O que distingue a proposição João foi à praia da
proposição João sofreu um ataque cardíaco? A
primeira proposição fala-nos de algo que
alguém fez. A segunda de algo que
simplesmente aconteceu a alguém. Uma acção é
um acontecimento que envolve um agente (o
sujeito de uma acção).
6. A acção humana
3 – Uma acção é algo que um agente faz acontecer mas
nem tudo o que fazemos é uma acção.
Uma acção é algo que acontece por iniciativa do sujeito
nela envolvido. Ir à praia é algo que João faz
acontecer, mesmo que não o deseje (é de má vontade
que obedece á ordem do pai para se juntar à família).
Sofrer um ataque cardíaco é algo que acontece no
organismo do João, mas não resulta de vontade sua.
No primeiro caso, não diremos que João foi à praia
por vontade do pai. Foi algo que ele fez. Seja qual for
o motivo, por gosto ou por obrigação, ir à praia foi
algo que ele fez.
7. A acção humana
4 – Uma acção é algo que intencionalmente fazemos
com que aconteça
Imaginemos que, inadvertidamente, escorrego numa
casca de banana e acabo por entornar uma garrafa de
Coca-Cola em cima do livro de um colega que
estudava comigo no bar da escola. Sujar o livro do
colega foi algo que eu fiz. Mas será isto uma acção?
Não, porque não tive intenção de sujar o livro do meu
colega, não o fiz de propósito. Estamos perante algo
que eu fiz sem querer e assim sendo o livro foi
estragado pelo que me aconteceu e não
propriamente por mim.
8. A acção humana
Definição de acção
Uma acção é um acontecimento desencadeado
pela vontade e intenção de um agente. Não é
um simples acontecimento, não é
simplesmente algo que um agente faz, é algo
que um agente faz acontecer intencional ou
propositadamente.
9. A acção humana
Um exemplo de acção
Vou à farmácia comprar uma embalagem de
aspirinas porque me dói bastante a cabeça.
A dor de cabeça é algo que me acontece mas ir
à farmácia comprar o medicamento é algo
que eu faço acontecer porque quero tratar a
dor de cabeça. Vou à farmácia com esse
propósito e por esse motivo.
10. A acção humana
A rede conceptual da ação.
A rede conceptual da acção é o conjunto de
conceitos que usados nas frases que descrevem
e explicam ações nos permitem compreender e
explicar as ações.
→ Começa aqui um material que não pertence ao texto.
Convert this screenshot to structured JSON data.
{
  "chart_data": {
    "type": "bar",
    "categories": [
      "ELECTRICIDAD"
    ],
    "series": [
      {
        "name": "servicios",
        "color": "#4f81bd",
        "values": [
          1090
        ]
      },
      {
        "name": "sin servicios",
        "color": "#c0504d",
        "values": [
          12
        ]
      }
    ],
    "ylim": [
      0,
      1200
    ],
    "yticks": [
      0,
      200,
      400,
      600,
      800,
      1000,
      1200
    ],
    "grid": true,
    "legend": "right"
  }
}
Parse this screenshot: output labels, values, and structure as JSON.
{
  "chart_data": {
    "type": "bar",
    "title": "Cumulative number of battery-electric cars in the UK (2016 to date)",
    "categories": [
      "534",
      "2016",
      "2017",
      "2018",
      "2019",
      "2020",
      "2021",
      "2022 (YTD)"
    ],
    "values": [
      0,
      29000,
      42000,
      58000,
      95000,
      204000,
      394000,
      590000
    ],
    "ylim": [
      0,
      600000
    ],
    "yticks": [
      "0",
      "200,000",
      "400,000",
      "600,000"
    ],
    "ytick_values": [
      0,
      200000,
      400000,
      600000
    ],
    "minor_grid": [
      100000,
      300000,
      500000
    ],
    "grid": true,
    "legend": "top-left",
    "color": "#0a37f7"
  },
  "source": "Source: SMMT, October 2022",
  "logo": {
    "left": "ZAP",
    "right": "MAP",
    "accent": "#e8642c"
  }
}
Os conceitos mais
importantes a este respeito são conceitos
como motivo, intenção, deliberação, decisão,
crença, desejo e consequência.
11. A acção humana
ACÇÃO
Ir à farmácia comprar um medicamento para
tratar uma dor de cabeça.
1 – Deliberação
Antecede habitualmente a decisão e consiste em
ponderar diferentes possibilidades de acção
Ex: Devo ir à farmácia ou não? Será que não há
alguém que possa ir por mim? A aspirina não irá
fazer – me mal ao estômago? Se calhar isto
passa sem tomar medicamentos, dormindo um
pouco.
12. A acção humana
ACÇÃO
Ir à farmácia comprar um medicamento para
tratar uma dor de cabeça.
2 – Decisão
Momento em que se escolhe uma das alternativas ou
possibilidades de acção, preferindo uma delas.
EX: Vou à farmácia. Esta dor de cabeça tem de ser
tratada com medicamento e não vou poder dormir.
13. A acção humana
ACÇÃO
Ir à farmácia comprar um medicamento para
tratar uma dor de cabeça.
3 – Intenção
Trata – se do que pretendo com a acção. Neste
caso a intenção é tratar uma dor de cabeça.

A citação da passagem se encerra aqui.